The Greatest Story Ever Told displayed as an opened bookwork pinned to the wall (as is all the printed matter in this exhibition), reveals a cohesiveness in approach that acts as a key with which to open the entire exhibition. The book is a collage of figures, animals and architecture selected from global currency and arranged to illustrate brief stores of the artists making (or is it the other way around?). There is “The Elephant and the Frog,” a fable of miscegenation and the reality of limitations, in which the denouements sees both animals weighing the same amount on a scale.
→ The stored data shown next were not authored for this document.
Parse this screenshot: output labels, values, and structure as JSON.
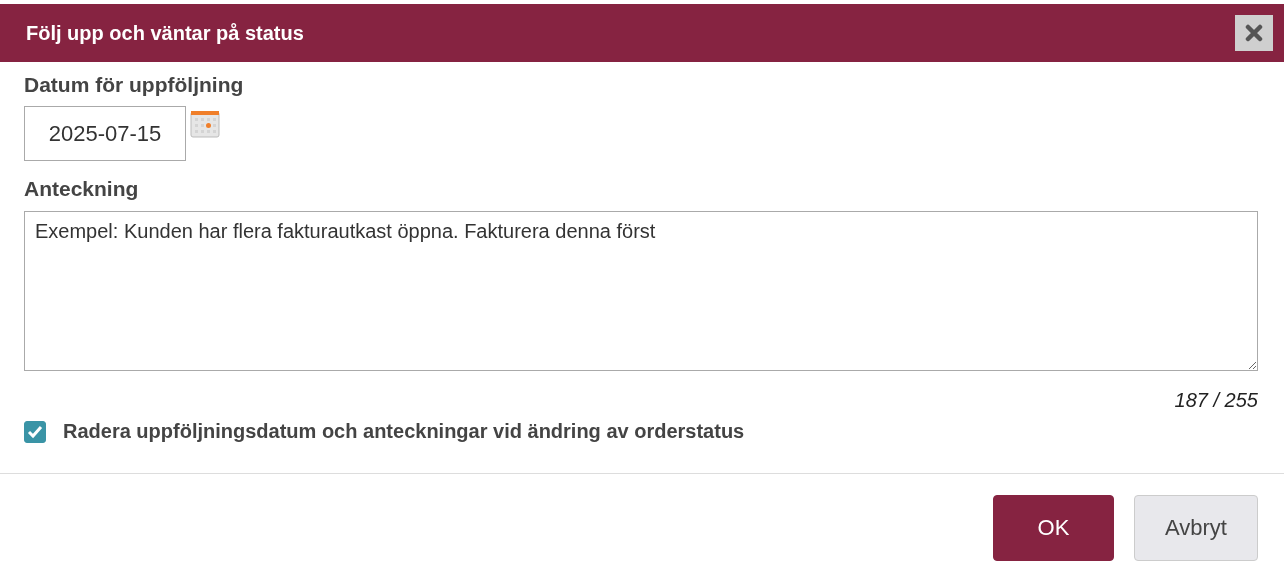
{
  "dialog": {
    "title": "Följ upp och väntar på status"
  },
  "date_field": {
    "label": "Datum för uppföljning",
    "value": "2025-07-15"
  },
  "note_field": {
    "label": "Anteckning",
    "value": "Exempel: Kunden har flera fakturautkast öppna. Fakturera denna först",
    "counter": "187 / 255"
  },
  "clear_option": {
    "label": "Radera uppföljningsdatum och anteckningar vid ändring av orderstatus",
    "checked": true
  },
  "buttons": [
    {
      "label": "OK",
      "kind": "primary"
    },
    {
      "label": "Avbryt",
      "kind": "secondary"
    }
  ]
}
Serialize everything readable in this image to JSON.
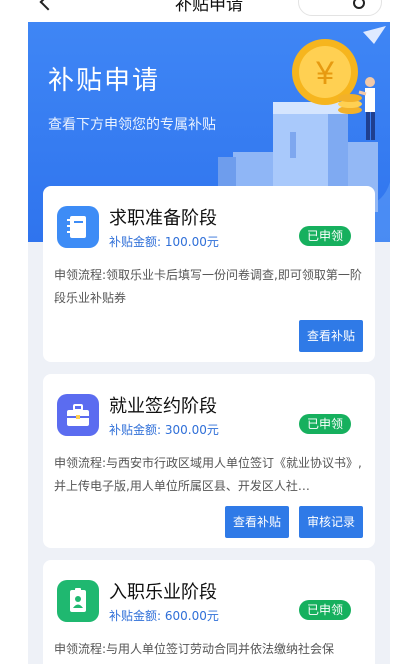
{
  "nav": {
    "title": "补贴申请"
  },
  "hero": {
    "title": "补贴申请",
    "subtitle": "查看下方申领您的专属补贴"
  },
  "cards": [
    {
      "title": "求职准备阶段",
      "amount_label": "补贴金额:",
      "amount": "100.00元",
      "status": "已申领",
      "desc": "申领流程:领取乐业卡后填写一份问卷调查,即可领取第一阶段乐业补贴券",
      "buttons": [
        "查看补贴"
      ],
      "icon": "notebook-icon",
      "color": "#3d8cf6"
    },
    {
      "title": "就业签约阶段",
      "amount_label": "补贴金额:",
      "amount": "300.00元",
      "status": "已申领",
      "desc": "申领流程:与西安市行政区域用人单位签订《就业协议书》,并上传电子版,用人单位所属区县、开发区人社…",
      "buttons": [
        "查看补贴",
        "审核记录"
      ],
      "icon": "briefcase-icon",
      "color": "#5b6cf0"
    },
    {
      "title": "入职乐业阶段",
      "amount_label": "补贴金额:",
      "amount": "600.00元",
      "status": "已申领",
      "desc": "申领流程:与用人单位签订劳动合同并依法缴纳社会保",
      "buttons": [],
      "icon": "id-badge-icon",
      "color": "#1fb870"
    }
  ],
  "colors": {
    "primary": "#2f7ae7",
    "badge_green": "#16b05e",
    "page_bg": "#eef1f7"
  }
}
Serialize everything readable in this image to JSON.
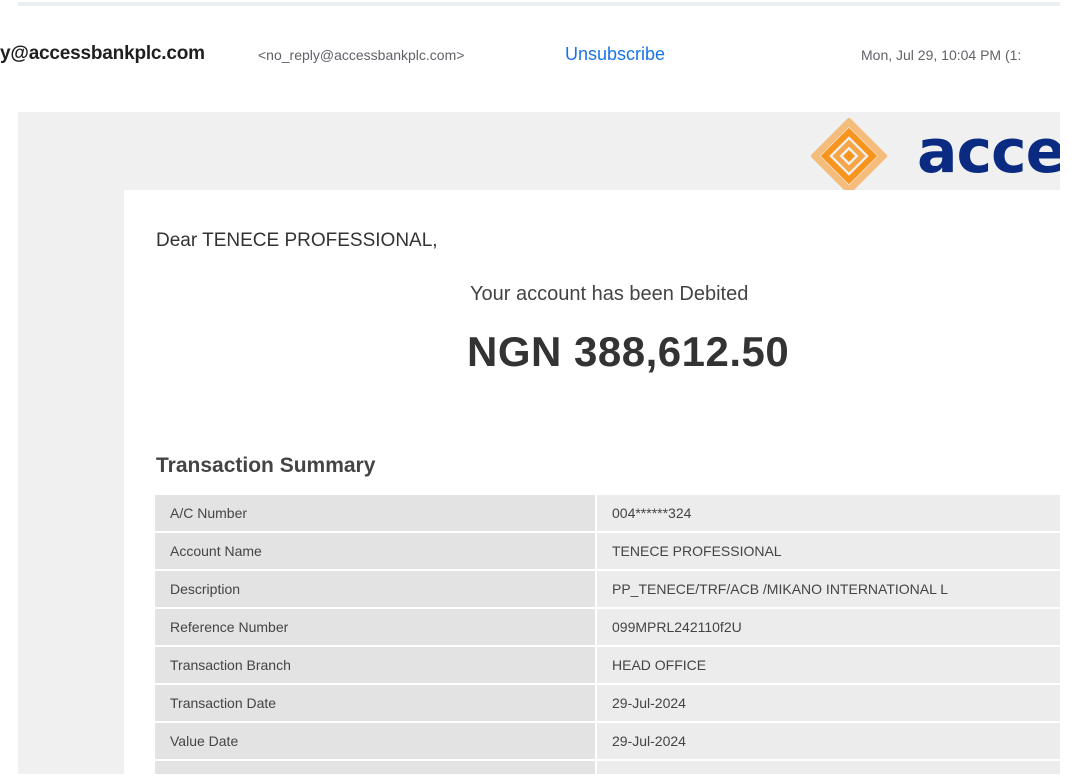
{
  "header": {
    "sender_name": "y@accessbankplc.com",
    "sender_email": "<no_reply@accessbankplc.com>",
    "unsubscribe_label": "Unsubscribe",
    "date": "Mon, Jul 29, 10:04 PM (1:"
  },
  "email": {
    "logo_text": "acces",
    "logo_color": "#f7941d",
    "brand_color": "#0b2b82",
    "greeting": "Dear TENECE PROFESSIONAL,",
    "debit_message": "Your account has been Debited",
    "amount": "NGN 388,612.50",
    "summary_title": "Transaction Summary",
    "summary_rows": [
      {
        "label": "A/C Number",
        "value": "004******324"
      },
      {
        "label": "Account Name",
        "value": "TENECE PROFESSIONAL"
      },
      {
        "label": "Description",
        "value": "PP_TENECE/TRF/ACB /MIKANO INTERNATIONAL L"
      },
      {
        "label": "Reference Number",
        "value": "099MPRL242110f2U"
      },
      {
        "label": "Transaction Branch",
        "value": "HEAD OFFICE"
      },
      {
        "label": "Transaction Date",
        "value": "29-Jul-2024"
      },
      {
        "label": "Value Date",
        "value": "29-Jul-2024"
      },
      {
        "label": "",
        "value": ""
      }
    ]
  }
}
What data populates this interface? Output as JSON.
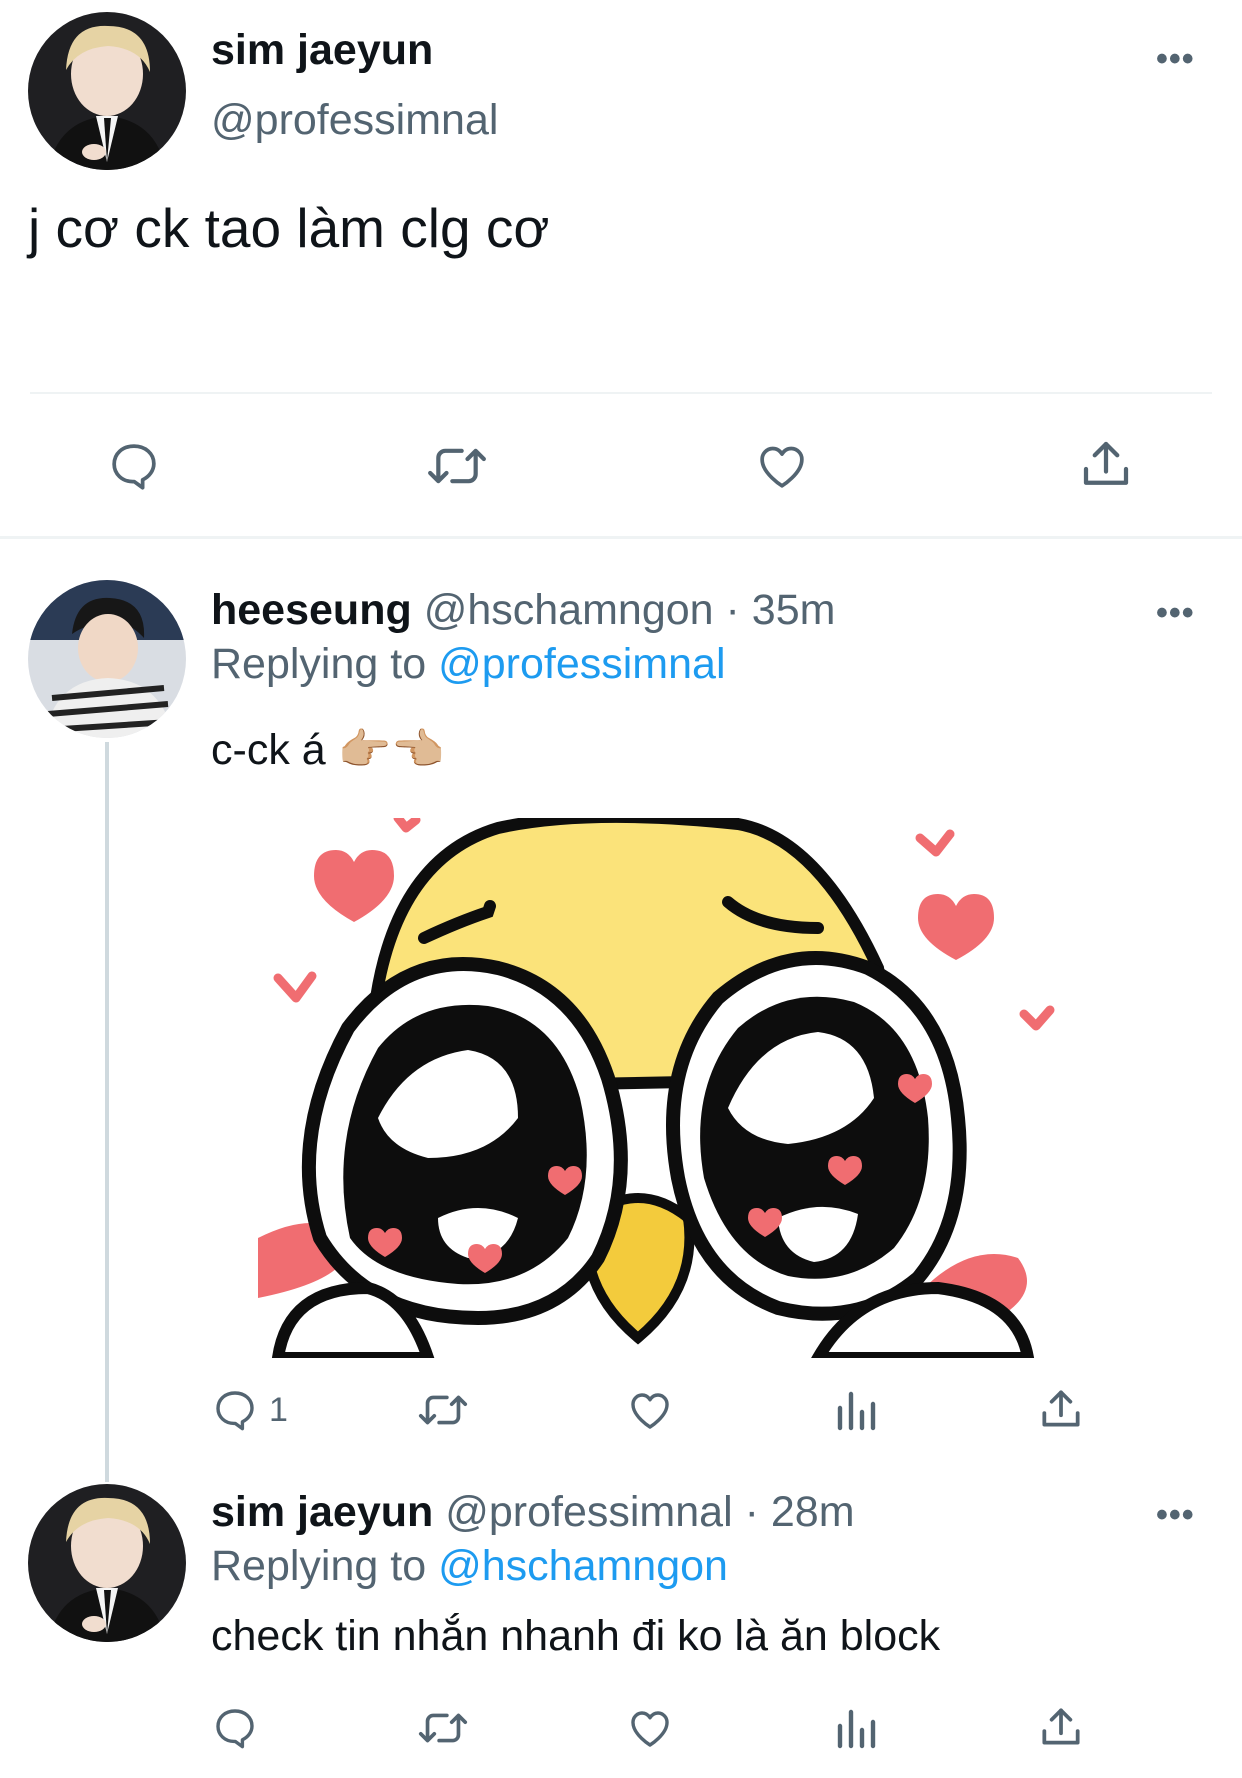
{
  "main_tweet": {
    "name": "sim jaeyun",
    "handle": "@professimnal",
    "text": "j cơ ck tao làm clg cơ",
    "more_icon": "more-horizontal-icon",
    "actions": [
      "reply-icon",
      "retweet-icon",
      "like-icon",
      "share-icon"
    ]
  },
  "replies": [
    {
      "name": "heeseung",
      "handle": "@hschamngon",
      "time": "· 35m",
      "replying_label": "Replying to",
      "replying_to": "@professimnal",
      "text": "c-ck á 👉🏼👈🏼",
      "image_icon": "crying-duck-sticker",
      "reply_count": "1",
      "actions": [
        "reply-icon",
        "retweet-icon",
        "like-icon",
        "analytics-icon",
        "share-icon"
      ]
    },
    {
      "name": "sim jaeyun",
      "handle": "@professimnal",
      "time": "· 28m",
      "replying_label": "Replying to",
      "replying_to": "@hschamngon",
      "text": "check tin nhắn nhanh đi ko là ăn block",
      "actions": [
        "reply-icon",
        "retweet-icon",
        "like-icon",
        "analytics-icon",
        "share-icon"
      ]
    }
  ],
  "colors": {
    "accent": "#1d9bf0",
    "secondary_text": "#536471",
    "icon": "#536471",
    "divider": "#eff3f4"
  }
}
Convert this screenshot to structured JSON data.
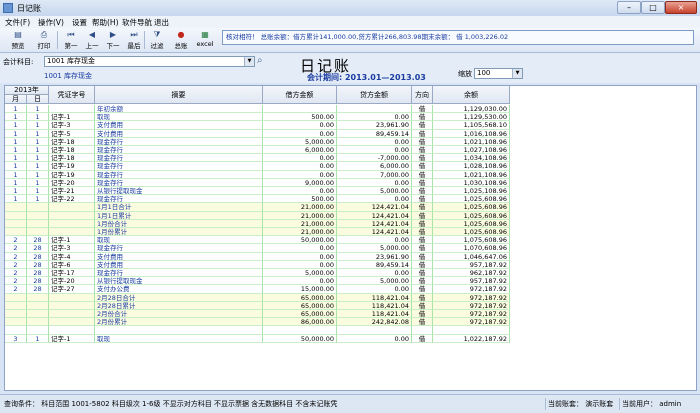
{
  "window": {
    "title": "日记账",
    "min": "–",
    "max": "□",
    "close": "×"
  },
  "menu": [
    "文件(F)",
    "操作(V)",
    "设置",
    "帮助(H)",
    "软件导航",
    "退出"
  ],
  "toolbar": {
    "buttons": [
      {
        "label": "预览",
        "icon": "preview-icon"
      },
      {
        "label": "打印",
        "icon": "print-icon"
      },
      {
        "label": "第一",
        "icon": "first-icon"
      },
      {
        "label": "上一",
        "icon": "prev-icon"
      },
      {
        "label": "下一",
        "icon": "next-icon"
      },
      {
        "label": "最后",
        "icon": "last-icon"
      },
      {
        "label": "过滤",
        "icon": "filter-icon"
      },
      {
        "label": "总账",
        "icon": "ledger-icon"
      },
      {
        "label": "excel",
        "icon": "excel-icon"
      }
    ],
    "icon_glyphs": [
      "▤",
      "⎙",
      "⏮",
      "◀",
      "▶",
      "⏭",
      "⧩",
      "●",
      "▦"
    ]
  },
  "info_text": "核对相符！ 总账余额：借方累计141,000.00,贷方累计266,803.98期末余额： 借 1,003,226.02",
  "filter": {
    "account_label": "会计科目:",
    "account_value": "1001 库存现金",
    "account_name": "1001 库存现金",
    "title": "日记账",
    "period": "会计期间: 2013.01—2013.03",
    "scale_label": "缩放",
    "scale_value": "100"
  },
  "table": {
    "year_header": "2013年",
    "headers": {
      "month": "月",
      "day": "日",
      "voucher": "凭证字号",
      "summary": "摘要",
      "debit": "借方金额",
      "credit": "贷方金额",
      "direction": "方向",
      "balance": "余额"
    },
    "rows": [
      {
        "m": "1",
        "d": "1",
        "v": "",
        "s": "年初余额",
        "dr": "",
        "cr": "",
        "dir": "借",
        "bal": "1,129,030.00",
        "sub": false
      },
      {
        "m": "1",
        "d": "1",
        "v": "记字-1",
        "s": "取现",
        "dr": "500.00",
        "cr": "0.00",
        "dir": "借",
        "bal": "1,129,530.00",
        "sub": false
      },
      {
        "m": "1",
        "d": "1",
        "v": "记字-3",
        "s": "支付费用",
        "dr": "0.00",
        "cr": "23,961.90",
        "dir": "借",
        "bal": "1,105,568.10",
        "sub": false
      },
      {
        "m": "1",
        "d": "1",
        "v": "记字-5",
        "s": "支付费用",
        "dr": "0.00",
        "cr": "89,459.14",
        "dir": "借",
        "bal": "1,016,108.96",
        "sub": false
      },
      {
        "m": "1",
        "d": "1",
        "v": "记字-18",
        "s": "现金存行",
        "dr": "5,000.00",
        "cr": "0.00",
        "dir": "借",
        "bal": "1,021,108.96",
        "sub": false
      },
      {
        "m": "1",
        "d": "1",
        "v": "记字-18",
        "s": "现金存行",
        "dr": "6,000.00",
        "cr": "0.00",
        "dir": "借",
        "bal": "1,027,108.96",
        "sub": false
      },
      {
        "m": "1",
        "d": "1",
        "v": "记字-18",
        "s": "现金存行",
        "dr": "0.00",
        "cr": "-7,000.00",
        "dir": "借",
        "bal": "1,034,108.96",
        "sub": false
      },
      {
        "m": "1",
        "d": "1",
        "v": "记字-19",
        "s": "现金存行",
        "dr": "0.00",
        "cr": "6,000.00",
        "dir": "借",
        "bal": "1,028,108.96",
        "sub": false
      },
      {
        "m": "1",
        "d": "1",
        "v": "记字-19",
        "s": "现金存行",
        "dr": "0.00",
        "cr": "7,000.00",
        "dir": "借",
        "bal": "1,021,108.96",
        "sub": false
      },
      {
        "m": "1",
        "d": "1",
        "v": "记字-20",
        "s": "现金存行",
        "dr": "9,000.00",
        "cr": "0.00",
        "dir": "借",
        "bal": "1,030,108.96",
        "sub": false
      },
      {
        "m": "1",
        "d": "1",
        "v": "记字-21",
        "s": "从银行提取现金",
        "dr": "0.00",
        "cr": "5,000.00",
        "dir": "借",
        "bal": "1,025,108.96",
        "sub": false
      },
      {
        "m": "1",
        "d": "1",
        "v": "记字-22",
        "s": "现金存行",
        "dr": "500.00",
        "cr": "0.00",
        "dir": "借",
        "bal": "1,025,608.96",
        "sub": false
      },
      {
        "m": "",
        "d": "",
        "v": "",
        "s": "1月1日合计",
        "dr": "21,000.00",
        "cr": "124,421.04",
        "dir": "借",
        "bal": "1,025,608.96",
        "sub": true
      },
      {
        "m": "",
        "d": "",
        "v": "",
        "s": "1月1日累计",
        "dr": "21,000.00",
        "cr": "124,421.04",
        "dir": "借",
        "bal": "1,025,608.96",
        "sub": true
      },
      {
        "m": "",
        "d": "",
        "v": "",
        "s": "1月份合计",
        "dr": "21,000.00",
        "cr": "124,421.04",
        "dir": "借",
        "bal": "1,025,608.96",
        "sub": true
      },
      {
        "m": "",
        "d": "",
        "v": "",
        "s": "1月份累计",
        "dr": "21,000.00",
        "cr": "124,421.04",
        "dir": "借",
        "bal": "1,025,608.96",
        "sub": true
      },
      {
        "m": "2",
        "d": "28",
        "v": "记字-1",
        "s": "取现",
        "dr": "50,000.00",
        "cr": "0.00",
        "dir": "借",
        "bal": "1,075,608.96",
        "sub": false
      },
      {
        "m": "2",
        "d": "28",
        "v": "记字-3",
        "s": "现金存行",
        "dr": "0.00",
        "cr": "5,000.00",
        "dir": "借",
        "bal": "1,070,608.96",
        "sub": false
      },
      {
        "m": "2",
        "d": "28",
        "v": "记字-4",
        "s": "支付费用",
        "dr": "0.00",
        "cr": "23,961.90",
        "dir": "借",
        "bal": "1,046,647.06",
        "sub": false
      },
      {
        "m": "2",
        "d": "28",
        "v": "记字-6",
        "s": "支付费用",
        "dr": "0.00",
        "cr": "89,459.14",
        "dir": "借",
        "bal": "957,187.92",
        "sub": false
      },
      {
        "m": "2",
        "d": "28",
        "v": "记字-17",
        "s": "现金存行",
        "dr": "5,000.00",
        "cr": "0.00",
        "dir": "借",
        "bal": "962,187.92",
        "sub": false
      },
      {
        "m": "2",
        "d": "28",
        "v": "记字-20",
        "s": "从银行提取现金",
        "dr": "0.00",
        "cr": "5,000.00",
        "dir": "借",
        "bal": "957,187.92",
        "sub": false
      },
      {
        "m": "2",
        "d": "28",
        "v": "记字-27",
        "s": "支付办公费",
        "dr": "15,000.00",
        "cr": "0.00",
        "dir": "借",
        "bal": "972,187.92",
        "sub": false
      },
      {
        "m": "",
        "d": "",
        "v": "",
        "s": "2月28日合计",
        "dr": "65,000.00",
        "cr": "118,421.04",
        "dir": "借",
        "bal": "972,187.92",
        "sub": true
      },
      {
        "m": "",
        "d": "",
        "v": "",
        "s": "2月28日累计",
        "dr": "65,000.00",
        "cr": "118,421.04",
        "dir": "借",
        "bal": "972,187.92",
        "sub": true
      },
      {
        "m": "",
        "d": "",
        "v": "",
        "s": "2月份合计",
        "dr": "65,000.00",
        "cr": "118,421.04",
        "dir": "借",
        "bal": "972,187.92",
        "sub": true
      },
      {
        "m": "",
        "d": "",
        "v": "",
        "s": "2月份累计",
        "dr": "86,000.00",
        "cr": "242,842.08",
        "dir": "借",
        "bal": "972,187.92",
        "sub": true
      },
      {
        "m": "",
        "d": "",
        "v": "",
        "s": "",
        "dr": "",
        "cr": "",
        "dir": "",
        "bal": "",
        "sub": false
      },
      {
        "m": "3",
        "d": "1",
        "v": "记字-1",
        "s": "取现",
        "dr": "50,000.00",
        "cr": "0.00",
        "dir": "借",
        "bal": "1,022,187.92",
        "sub": false
      }
    ]
  },
  "status": {
    "left": "查询条件： 科目范围 1001-5802   科目级次 1-6级  不显示对方科目 不显示票据 含无数据科目  不含末记账凭",
    "mid": "当前账套： 演示账套",
    "right": "当前用户： admin"
  }
}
Here, their two-dimensional qualities become an equalizing factor instead of an impediment or weapon of alienation. Ho Tam’s critique of the world and its power structures is furthered when the question of what exactly constitutes a city is posed in “City Planning,” A list of amenities is rattle off - houses for our citizens, hospital, schools, a fire hall - which quickly jumps from amenities to luxury; “In the years to come, what else should we ask depicted through the portraits of general, philosophers, prime ministers and royalty (all male), is made clear with “A Place Called Harem.” The artist once again collages smiling and serious faces of men into a single scene in order to contextualizes the fantasy of a house full of powerful and revered figures all gathered to serve the pleasure of a single woman - in this case, Bubusara Beyshenalieva (1926 -1973), one of the founder s of the Kyrgyz ballet. Of course it doesn’t really matter that it’s Beyshenalieva; it could just as easily have been the Queen of England, or now Hariet Tubman.

 

Each of the photographic projects described above made their way into artist books under the imprint of HOTAM and now they are once again released from their covers to make up the exhibition Cover to Cover at PLATFORM centre for photographic + digital arts and Winnipeg. It’s worth noting that even though his exhibition is at PLATFORM, the artist doesn’t think of himself as a photographer in the formal sense. Ho Tam identifies, at least these days, as a maker of books.

 

The aping of the magazine format is something Ho Tam has all but perfected. He stops at the cover, and maybe rightfully so. The checkerboard-patterned installation, Magazine Covers (2016), is humorous in its surreal juxtaposing of original photographs the artist has taken with real-world titles familiar to most newsstand browsers. The appropriated titles - Artforum, Brides, Dwell, Interview, National Geographic, Popular Science, Vanity Fair - run the gamut and the photographic pairings are jarring only when we allow our expectations to tell us what should be on these covers, instead of imagining what a little boy with a pair of scissors - now a middle-age man with Photoshop - might make us see.